Music / Jazz
Review: Get The Blessing/This Is The Kit/EYOT The Exchange
Their twentieth anniversary as a band may have been a slender pretext for a party but, to judge by the rammed crowd, it seemed that Bristol’s seminal jazz-rock quartet Get The Blessing certainly knew how to pull ‘em in. And who even knew that seminal folk-rockers This Is The Kit would be on the bill, let alone Serbian ambient jazz outfit EYOT? But then again, given GTB’s big standing across the European jazz network and their shared local hero status with TITK there was always the confidence that their promised ‘very special guests’ would indeed turn out to be just that.

Serbian jazz rockers Ayot
And what a party it was, beginning with EYOT’s slow, looping bass and drums behind a slowly evolving piano hook that eventually teased a Theremin-like wailing riposte from the guitarist. As with all of their tunes (drawn from a back catalogue of five albums) the music slipped effortlessly across elusive time signatures, combining solid groove with soaring lyrical moments. It was disciplined stuff, like The Necks covering Massive Attack, the plangent piano hanging in the air as bass and drums colluded, the sudden guitar reminding of a rock lineage.

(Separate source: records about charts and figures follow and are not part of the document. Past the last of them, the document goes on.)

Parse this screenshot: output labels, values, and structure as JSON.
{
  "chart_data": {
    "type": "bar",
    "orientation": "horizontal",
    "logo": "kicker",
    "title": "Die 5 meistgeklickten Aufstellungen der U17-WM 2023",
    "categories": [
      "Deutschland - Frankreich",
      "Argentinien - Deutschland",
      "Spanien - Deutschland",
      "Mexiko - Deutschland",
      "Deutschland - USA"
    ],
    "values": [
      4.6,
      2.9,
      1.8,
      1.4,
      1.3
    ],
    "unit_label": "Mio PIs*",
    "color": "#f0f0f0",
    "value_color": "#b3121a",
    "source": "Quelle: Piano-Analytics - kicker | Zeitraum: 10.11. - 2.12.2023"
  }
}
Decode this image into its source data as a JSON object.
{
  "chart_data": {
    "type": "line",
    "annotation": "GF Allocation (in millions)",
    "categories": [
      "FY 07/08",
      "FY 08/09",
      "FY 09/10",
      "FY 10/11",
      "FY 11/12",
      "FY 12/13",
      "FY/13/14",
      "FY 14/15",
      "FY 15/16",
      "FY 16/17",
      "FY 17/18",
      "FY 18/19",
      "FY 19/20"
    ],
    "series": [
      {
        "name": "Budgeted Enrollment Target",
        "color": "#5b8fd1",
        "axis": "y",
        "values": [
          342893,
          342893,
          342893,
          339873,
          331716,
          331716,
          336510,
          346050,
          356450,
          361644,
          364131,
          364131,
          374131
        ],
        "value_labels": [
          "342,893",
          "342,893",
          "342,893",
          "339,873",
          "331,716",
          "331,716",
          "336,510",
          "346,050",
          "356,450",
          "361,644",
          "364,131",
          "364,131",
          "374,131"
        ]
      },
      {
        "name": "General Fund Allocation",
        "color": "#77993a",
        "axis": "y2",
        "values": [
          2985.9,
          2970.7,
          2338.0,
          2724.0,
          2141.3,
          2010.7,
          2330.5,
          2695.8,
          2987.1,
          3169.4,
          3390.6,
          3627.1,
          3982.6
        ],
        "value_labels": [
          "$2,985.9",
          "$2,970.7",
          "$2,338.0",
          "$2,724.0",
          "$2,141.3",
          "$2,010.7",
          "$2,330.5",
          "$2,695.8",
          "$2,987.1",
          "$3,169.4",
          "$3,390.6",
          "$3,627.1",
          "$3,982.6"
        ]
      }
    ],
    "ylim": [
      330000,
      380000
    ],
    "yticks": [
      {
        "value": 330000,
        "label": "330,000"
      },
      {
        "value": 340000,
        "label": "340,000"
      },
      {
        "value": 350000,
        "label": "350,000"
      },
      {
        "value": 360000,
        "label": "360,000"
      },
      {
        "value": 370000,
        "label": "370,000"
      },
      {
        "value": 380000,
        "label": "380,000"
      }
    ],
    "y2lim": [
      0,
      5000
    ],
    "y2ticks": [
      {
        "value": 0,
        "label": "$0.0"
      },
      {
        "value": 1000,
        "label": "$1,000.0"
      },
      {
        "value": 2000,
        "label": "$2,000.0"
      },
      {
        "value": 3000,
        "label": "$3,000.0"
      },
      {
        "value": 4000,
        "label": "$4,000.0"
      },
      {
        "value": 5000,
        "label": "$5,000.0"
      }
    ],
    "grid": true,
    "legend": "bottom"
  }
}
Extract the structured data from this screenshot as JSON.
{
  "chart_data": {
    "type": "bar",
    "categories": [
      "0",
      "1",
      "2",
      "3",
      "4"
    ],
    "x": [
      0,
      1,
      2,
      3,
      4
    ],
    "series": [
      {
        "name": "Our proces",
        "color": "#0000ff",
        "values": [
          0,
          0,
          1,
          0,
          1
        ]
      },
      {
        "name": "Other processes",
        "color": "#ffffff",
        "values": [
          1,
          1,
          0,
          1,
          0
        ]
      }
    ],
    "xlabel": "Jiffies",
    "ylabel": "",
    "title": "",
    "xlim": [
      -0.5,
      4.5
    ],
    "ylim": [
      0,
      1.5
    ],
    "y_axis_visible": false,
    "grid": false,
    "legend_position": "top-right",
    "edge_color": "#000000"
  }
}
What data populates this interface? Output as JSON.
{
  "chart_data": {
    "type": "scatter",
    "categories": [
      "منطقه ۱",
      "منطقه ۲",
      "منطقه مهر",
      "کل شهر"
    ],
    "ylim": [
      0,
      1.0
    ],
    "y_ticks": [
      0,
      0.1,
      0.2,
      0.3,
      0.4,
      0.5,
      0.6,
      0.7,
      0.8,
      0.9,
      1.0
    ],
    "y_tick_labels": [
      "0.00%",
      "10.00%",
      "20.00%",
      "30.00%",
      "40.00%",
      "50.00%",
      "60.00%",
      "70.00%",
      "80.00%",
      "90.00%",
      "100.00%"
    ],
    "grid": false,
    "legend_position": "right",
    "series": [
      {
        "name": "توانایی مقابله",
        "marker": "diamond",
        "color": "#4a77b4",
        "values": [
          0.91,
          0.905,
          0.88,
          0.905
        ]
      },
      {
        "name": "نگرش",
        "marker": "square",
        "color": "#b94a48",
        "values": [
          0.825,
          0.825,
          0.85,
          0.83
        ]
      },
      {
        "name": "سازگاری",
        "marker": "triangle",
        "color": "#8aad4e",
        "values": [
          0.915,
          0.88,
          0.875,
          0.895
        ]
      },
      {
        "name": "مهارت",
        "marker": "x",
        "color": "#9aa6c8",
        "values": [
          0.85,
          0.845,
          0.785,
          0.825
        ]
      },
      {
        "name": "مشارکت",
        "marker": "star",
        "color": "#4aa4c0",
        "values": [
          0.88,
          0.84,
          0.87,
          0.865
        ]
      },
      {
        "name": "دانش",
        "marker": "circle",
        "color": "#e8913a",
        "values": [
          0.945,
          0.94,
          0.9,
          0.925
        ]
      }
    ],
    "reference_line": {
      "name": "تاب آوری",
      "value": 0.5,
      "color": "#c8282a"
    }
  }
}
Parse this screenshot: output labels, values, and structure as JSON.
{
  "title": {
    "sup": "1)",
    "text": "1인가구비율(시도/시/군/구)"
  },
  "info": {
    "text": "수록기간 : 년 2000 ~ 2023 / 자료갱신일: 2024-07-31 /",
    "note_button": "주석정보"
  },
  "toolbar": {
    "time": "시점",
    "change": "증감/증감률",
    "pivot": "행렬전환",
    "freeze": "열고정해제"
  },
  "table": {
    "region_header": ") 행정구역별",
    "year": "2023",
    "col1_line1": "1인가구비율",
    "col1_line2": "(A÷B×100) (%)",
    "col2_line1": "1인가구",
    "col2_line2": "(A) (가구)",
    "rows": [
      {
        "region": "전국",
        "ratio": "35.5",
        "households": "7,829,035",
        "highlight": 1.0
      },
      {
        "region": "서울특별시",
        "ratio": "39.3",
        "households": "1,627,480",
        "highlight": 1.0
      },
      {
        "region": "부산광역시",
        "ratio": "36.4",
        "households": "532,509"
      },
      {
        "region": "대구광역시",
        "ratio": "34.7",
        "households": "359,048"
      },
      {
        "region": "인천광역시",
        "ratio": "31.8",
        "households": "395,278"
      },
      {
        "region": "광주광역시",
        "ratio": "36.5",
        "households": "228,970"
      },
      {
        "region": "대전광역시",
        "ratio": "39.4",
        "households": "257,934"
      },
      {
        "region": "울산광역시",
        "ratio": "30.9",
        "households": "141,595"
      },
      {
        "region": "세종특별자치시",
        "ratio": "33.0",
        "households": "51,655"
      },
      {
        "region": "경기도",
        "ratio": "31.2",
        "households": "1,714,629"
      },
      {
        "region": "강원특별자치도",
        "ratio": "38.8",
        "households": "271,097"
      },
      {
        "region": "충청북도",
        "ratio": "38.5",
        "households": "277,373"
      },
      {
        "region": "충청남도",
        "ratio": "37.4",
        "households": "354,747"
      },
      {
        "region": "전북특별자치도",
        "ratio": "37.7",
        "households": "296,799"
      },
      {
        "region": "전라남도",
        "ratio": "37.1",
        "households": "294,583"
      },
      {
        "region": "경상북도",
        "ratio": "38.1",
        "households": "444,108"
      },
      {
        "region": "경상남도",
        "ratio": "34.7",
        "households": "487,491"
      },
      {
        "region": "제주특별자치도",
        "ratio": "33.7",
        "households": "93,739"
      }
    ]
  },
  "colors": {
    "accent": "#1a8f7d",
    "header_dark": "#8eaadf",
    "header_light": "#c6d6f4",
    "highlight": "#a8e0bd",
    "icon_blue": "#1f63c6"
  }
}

This Is The Kit’s Kate Stables
EYOT’s music might well have run nicely into our hosts’ set but, ever the surrealists, they treated us instead to the glorious and wise whimsy of This Is The Kit. These days stripped down to a four-piece, the core elements are still very present and correct, namely the affecting vocal interplay between Kate Stables and Rozi Plain, the shifting clarity of the rhythm section with Jamie Whitby-Coles on drums and Neil Smith’s perfectly judged guitar adding atmosphere and style whenever it emerged. Of course it’s all about Kate’s songs, at heart, and the sustained artlessness of her natural voice combines with the elliptical and meaningful poetry of her lyrics in an essentially English way that recalls Robert Wyatt at his best. It made us all very happy, naturally, with newer numbers like Moonshine Freeze and Starting Up Again as good as any she’s written before.
is needed now More than ever

Get The Blessing
But, good as they were, it wasn’t for them the crowd had convened and it was with Get The Blessing’s first blast of Einstein Action Figure that the party really started. Whether playing tracks from their 2008 debut album All Is Yes or last year’s Bristopia the band’s unity of purpose and clarity of shared vision remains as powerful as ever, making danceable jazz that’s really jazz and really danceable. Their reference points go back way before the current crop of jazz excitement, reaching past modern dance music tropes to rock, prog and, above all, the free jazz fluidity of Ornette Coleman. Like that legendary musician they captured a real sense of making the music live in the moment as if they, too, are being swept away by their own creations.
If we the audience were having a party then it looked as though they, on stage, were having an even better one. Jim Barr’s distinctively thunderous bass riffs were hooked inextricably to Clive Deamer’s equally seismic drums but it was far from a mere onslaught as sudden shifts of speed and volume were thrown up by the permutating voices of Pete Judge’s explorative trumpet and Jake McMurchie’s excoriating tenor sax. Both horn players proved adept with electronics, carving semi-orchestral walls of sound from loops and effects only to be washed away by more lyrical solo lines or else reduced to stabbing out percussive repetitions. It all had a logic, naturally, and it all added up to the Get The Blessing sound that has made their international reputation – that, and the fact that they can really do it live. They may have been playing like this for twenty years but it felt like they’d only just got started. We, on the other hand, were well and truly blessed.